>Because I know so many of you buy Tax Free Bonds and our “Leafy” Village issues them from time to time …..
Former SEC Head Levitt Urges Greater Muni Disclosure (Update1)
By Jeremy R. Cooke
Sept. 3 (Bloomberg) — The U.S. municipal bond market needs greater Securities and Exchange Commission oversight to address a “pretty outrageous” lack of disclosure, according to Arthur Levitt Jr., a former head of the SEC.
More than half of long-term municipal bonds issued between 1996 and 2005 were delinquent in filing continuing financial disclosure documents for at least one year, based on a study released yesterday by Fort Lee, New Jersey-based DPC Data. The company is one of four repositories for such filings.
“We have a real breakdown in the system of overseeing a vital market for America’s investors,” Levitt, senior adviser to the Carlyle Group, said in a Bloomberg Radio interview today. “There are absolutely no consequences for not filing.”
Current SEC Chairman Christopher Cox has said improving municipal market disclosure is a priority. The so-called Tower Amendment limits the commission’s ability to regulate a market where tens of thousands of U.S. state and local government borrowers have $2.66 trillion in debt outstanding. The 1975 federal law prohibits the SEC and the Municipal Securities Rulemaking Board, created that year, from requiring issuers to file with them before selling bonds.
U.S. Representative Barney Frank also said the House Financial Services Committee that he chairs would hold hearings on disclosure this month.
Introducing Emma
The MSRB is developing a single centralized repository, called Electronic Municipal Market Access, or Emma, to accept regular filings from issuers by early next year.
“The current method for collection and dissemination of continuing disclosure documents depends on issuer submissions to multiple entities, which the SEC has noted is not the best means of meeting the market’s need for a comprehensive database of disclosure documents,” Frank Chin, MSRB chairman, said in an e- mailed statement.
The single system “will improve disclosure performance by issuers by reducing the administrative burden they face with multiple entities,” said Chin, who also directs the public finance group at New York-based Citigroup Inc.

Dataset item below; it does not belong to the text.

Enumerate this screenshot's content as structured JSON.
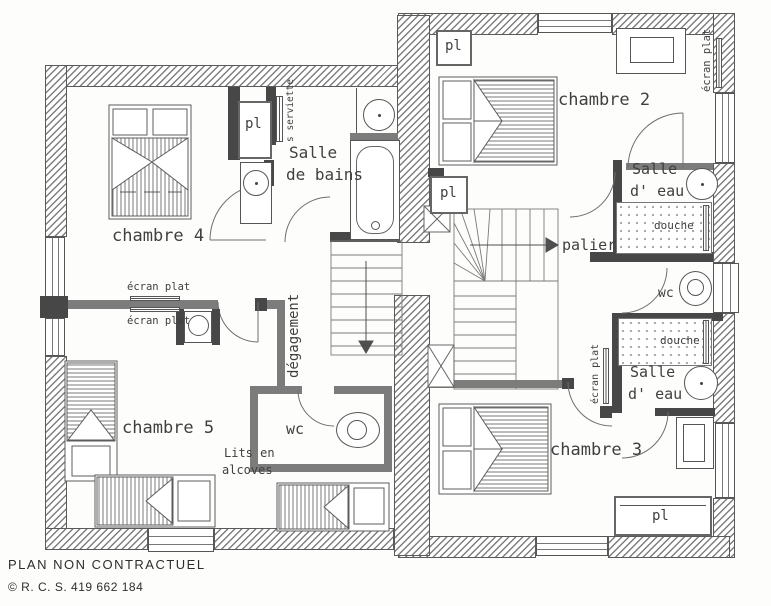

Levitt also called for boosting states’ and municipalities’ disclosure of derivative bets with banks and other financial institutions, often used as part of a financing strategy to protect against interest-rate movement. Derivatives are contracts whose value is derived from tradeable securities, or linked to future changes in lending costs.
`What Can Be Lost’
“Municipalities are using derivatives and not disclosing to investors exactly what can be made or what can be lost from the use of those derivatives,” said Levitt, who led a 2006 investigation that found the city of San Diego failed to disclose a $1.4 billion pension fund shortfall to investors.
“The two obvious fixes have got to be to put the municipal bond market under SEC jurisdiction, taking it away from the prohibitions of the Tower Amendment, and giving greater disclosure of these derivatives,” Levitt said.
Levitt, who was SEC chairman from July 1993 to February 2001, sits on the board of Bloomberg LP, parent company of Bloomberg News.